Current RSS connector uses XMLFileContext for temporary XML(?), and here
problems may happen if <description> and <content> contain sub-elements...
but in our specific use case it is HTML snippet, and we don't consider it
XML, so that unescaped characters are natural...
So I think there are no any problems (with current RSS specs), but we might
have problems in the future with another use cases such as:
<description>
<sub-description-1> <H1>Header </sub-description-1>
</description>
Output to temp. file will be malformed XML:
<sub-description-1> <H1> Header </sub-description-1>
-----Original Message-----
From: Karl Wright [mailto:[email protected]]
Sent: March-24-11 10:26 PM
To: [email protected]
Subject: Re: XMLWriterContext: tagContext doesn't escape chars
Ok, although I am curious whether this is a bug with a current connector?
Or is this something new you were trying to do?
Karl
On Thu, Mar 24, 2011 at 10:21 PM, Fuad Efendi <[email protected]> wrote:
> Hi Karl, I think initial message was improperly (re)formatted... I
> suspect connector-user allows HTML, and connector-dev allows only plain
text.
>
> The class XMLWriterContext, method tagContents(char[] ch, int start,
> int
> length) should escape special characters before writing to Writer...
> beginTag and endTag already do that; obviously this class is needed to
> output XML.
> Fortunately it is easy to extend this class in "connector" plugin and
> override this method.
>
>
> /** This method is meant to be extended by classes that extend this
> class */
> protected void tagContents(char[] ch, int start, int length)
> throws ManifoldCFException
> {
> try
> {
> theWriter.write(ch,start,length);
> }
> catch (java.net.SocketTimeoutException e) ... ... ...
>
>
> -Fuad
>
>
>
>
>
>
> -----Original Message-----
> From: Karl Wright [mailto:[email protected]]
> Sent: March-24-11 10:10 PM
> To: [email protected]
> Subject: Re: XMLWriterContext: tagContext doesn't escape chars
>
> Could you resend your previous message?

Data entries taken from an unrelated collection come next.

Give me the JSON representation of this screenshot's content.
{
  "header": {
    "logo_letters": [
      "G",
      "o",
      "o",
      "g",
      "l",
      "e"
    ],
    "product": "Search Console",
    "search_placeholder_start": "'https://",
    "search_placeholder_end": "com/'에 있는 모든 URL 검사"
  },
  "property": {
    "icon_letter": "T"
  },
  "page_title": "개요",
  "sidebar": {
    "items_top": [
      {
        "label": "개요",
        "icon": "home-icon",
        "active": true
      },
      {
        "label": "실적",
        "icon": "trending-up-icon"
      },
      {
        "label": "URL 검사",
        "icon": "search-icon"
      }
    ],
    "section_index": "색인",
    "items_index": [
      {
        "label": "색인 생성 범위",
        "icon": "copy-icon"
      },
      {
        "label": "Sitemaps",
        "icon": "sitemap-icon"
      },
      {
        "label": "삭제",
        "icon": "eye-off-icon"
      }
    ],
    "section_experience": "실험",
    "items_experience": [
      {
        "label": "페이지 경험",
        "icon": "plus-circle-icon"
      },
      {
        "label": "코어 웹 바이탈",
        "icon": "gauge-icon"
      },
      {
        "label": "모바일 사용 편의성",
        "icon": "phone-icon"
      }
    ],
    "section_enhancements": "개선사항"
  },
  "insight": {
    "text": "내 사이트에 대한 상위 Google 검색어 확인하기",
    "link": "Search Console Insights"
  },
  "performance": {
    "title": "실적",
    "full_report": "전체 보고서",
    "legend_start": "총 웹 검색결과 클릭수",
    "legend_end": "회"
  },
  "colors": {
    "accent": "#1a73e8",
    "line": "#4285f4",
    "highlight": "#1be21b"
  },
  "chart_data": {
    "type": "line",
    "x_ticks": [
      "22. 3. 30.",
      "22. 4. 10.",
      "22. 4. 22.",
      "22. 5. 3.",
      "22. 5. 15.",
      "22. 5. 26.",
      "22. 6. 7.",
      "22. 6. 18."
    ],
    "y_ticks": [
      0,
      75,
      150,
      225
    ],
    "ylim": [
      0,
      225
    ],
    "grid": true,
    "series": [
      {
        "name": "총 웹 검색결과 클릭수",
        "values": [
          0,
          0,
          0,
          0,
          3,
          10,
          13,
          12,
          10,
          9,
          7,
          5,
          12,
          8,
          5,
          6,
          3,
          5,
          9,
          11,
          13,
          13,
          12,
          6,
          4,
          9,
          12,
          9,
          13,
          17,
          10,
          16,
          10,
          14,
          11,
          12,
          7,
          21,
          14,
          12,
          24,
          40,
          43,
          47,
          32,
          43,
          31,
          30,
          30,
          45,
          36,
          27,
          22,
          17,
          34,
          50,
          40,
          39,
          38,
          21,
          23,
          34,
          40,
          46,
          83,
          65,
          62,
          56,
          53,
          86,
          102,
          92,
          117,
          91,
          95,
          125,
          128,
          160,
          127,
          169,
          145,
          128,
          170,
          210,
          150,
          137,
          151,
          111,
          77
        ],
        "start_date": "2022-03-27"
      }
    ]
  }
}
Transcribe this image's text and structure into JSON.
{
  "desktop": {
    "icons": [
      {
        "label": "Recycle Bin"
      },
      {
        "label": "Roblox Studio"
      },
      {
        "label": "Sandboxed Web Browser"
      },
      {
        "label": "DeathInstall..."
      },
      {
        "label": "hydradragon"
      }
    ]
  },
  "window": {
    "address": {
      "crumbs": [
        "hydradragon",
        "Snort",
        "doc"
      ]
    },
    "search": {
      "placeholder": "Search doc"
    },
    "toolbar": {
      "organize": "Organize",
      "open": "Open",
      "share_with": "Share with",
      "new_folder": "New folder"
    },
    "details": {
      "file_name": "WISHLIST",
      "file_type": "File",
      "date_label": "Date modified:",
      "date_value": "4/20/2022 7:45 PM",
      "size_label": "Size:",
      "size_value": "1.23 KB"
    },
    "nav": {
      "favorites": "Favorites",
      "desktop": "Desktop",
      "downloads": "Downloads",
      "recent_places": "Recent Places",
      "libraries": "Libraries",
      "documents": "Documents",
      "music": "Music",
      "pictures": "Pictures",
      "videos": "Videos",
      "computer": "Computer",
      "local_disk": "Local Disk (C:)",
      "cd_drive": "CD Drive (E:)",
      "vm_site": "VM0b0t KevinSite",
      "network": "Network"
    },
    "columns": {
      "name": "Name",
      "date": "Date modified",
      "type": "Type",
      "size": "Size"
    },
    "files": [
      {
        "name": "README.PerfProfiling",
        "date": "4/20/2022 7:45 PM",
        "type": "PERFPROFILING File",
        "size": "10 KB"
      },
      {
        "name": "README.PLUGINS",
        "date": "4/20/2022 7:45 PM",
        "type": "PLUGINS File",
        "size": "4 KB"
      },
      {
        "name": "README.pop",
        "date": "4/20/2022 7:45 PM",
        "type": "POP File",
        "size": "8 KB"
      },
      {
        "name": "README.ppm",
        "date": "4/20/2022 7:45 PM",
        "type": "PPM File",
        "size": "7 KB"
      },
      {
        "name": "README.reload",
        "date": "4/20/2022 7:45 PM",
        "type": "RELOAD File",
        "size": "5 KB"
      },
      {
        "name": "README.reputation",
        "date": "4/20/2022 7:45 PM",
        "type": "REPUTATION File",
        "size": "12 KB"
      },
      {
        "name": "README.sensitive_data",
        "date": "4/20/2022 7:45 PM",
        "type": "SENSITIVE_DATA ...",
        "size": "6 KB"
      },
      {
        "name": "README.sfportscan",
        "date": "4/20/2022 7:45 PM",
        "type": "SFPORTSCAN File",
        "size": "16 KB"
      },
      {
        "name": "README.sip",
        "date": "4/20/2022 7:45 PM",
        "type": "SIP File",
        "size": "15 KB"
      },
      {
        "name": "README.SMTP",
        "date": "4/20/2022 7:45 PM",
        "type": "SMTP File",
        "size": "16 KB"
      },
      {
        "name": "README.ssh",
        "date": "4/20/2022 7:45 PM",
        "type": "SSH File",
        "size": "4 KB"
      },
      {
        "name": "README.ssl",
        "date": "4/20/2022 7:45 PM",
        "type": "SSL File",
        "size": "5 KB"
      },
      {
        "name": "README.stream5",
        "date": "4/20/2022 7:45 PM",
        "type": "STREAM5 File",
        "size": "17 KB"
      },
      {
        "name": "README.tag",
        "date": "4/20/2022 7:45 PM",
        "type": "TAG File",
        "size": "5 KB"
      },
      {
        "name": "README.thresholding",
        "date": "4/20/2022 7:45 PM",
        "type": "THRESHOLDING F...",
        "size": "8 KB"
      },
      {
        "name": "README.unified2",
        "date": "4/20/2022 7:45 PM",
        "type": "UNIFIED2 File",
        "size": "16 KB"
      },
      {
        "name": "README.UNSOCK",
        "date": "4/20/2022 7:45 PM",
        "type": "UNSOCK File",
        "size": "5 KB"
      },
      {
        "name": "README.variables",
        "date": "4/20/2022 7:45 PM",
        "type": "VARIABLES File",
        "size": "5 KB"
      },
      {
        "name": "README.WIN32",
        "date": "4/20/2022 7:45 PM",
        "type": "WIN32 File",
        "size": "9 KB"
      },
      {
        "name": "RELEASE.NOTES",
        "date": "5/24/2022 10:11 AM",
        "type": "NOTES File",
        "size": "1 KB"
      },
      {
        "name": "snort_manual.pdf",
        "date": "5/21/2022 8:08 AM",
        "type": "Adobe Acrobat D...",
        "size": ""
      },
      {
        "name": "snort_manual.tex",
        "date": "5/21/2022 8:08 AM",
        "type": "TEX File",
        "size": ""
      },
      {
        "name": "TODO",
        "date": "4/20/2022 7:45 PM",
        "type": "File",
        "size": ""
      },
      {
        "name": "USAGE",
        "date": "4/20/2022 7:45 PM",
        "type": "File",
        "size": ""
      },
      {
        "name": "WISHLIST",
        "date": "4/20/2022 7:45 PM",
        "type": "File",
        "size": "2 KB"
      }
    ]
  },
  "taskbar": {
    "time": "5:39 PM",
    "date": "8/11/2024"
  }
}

I don't think it made it
> through; perhaps you were not signed up for the list at that point.
> This is the first message of this thread that was posted.
>
> Thanks,
> Karl
>
> On Thu, Mar 24, 2011 at 7:22 PM, Fuad Efendi <[email protected]> wrote:
>> I just found it.
>>
>>
>>
>> /** This method is meant to be extended by classes that extend this
>> class */
>>
>> protected void tagContents(char[] ch, int start, int length)
>>
>> throws ManifoldCFException
>>
>> {
>>
>> try
>>
>> {
>>
>> theWriter.write(ch,start,length);
>>
>> }
>>
>> catch (java.net.SocketTimeoutException e)
>>
>> ...
>>
>>
>>
>>
>>
>> And we are using temp files with RSS connector.
>>
>>
>>
>>
>>
>> I tried to split big feed on "entities", stored as an XML Documents,
>> but I found some XML-escaped characters will be unescaped (for
>> instance, RSS may contain HTML snippet as a value of an element)
>>
>>
>>
>>
>>
>> -Fuad
>>
>>
>>
>>
>>
>>
>>
>>
>
>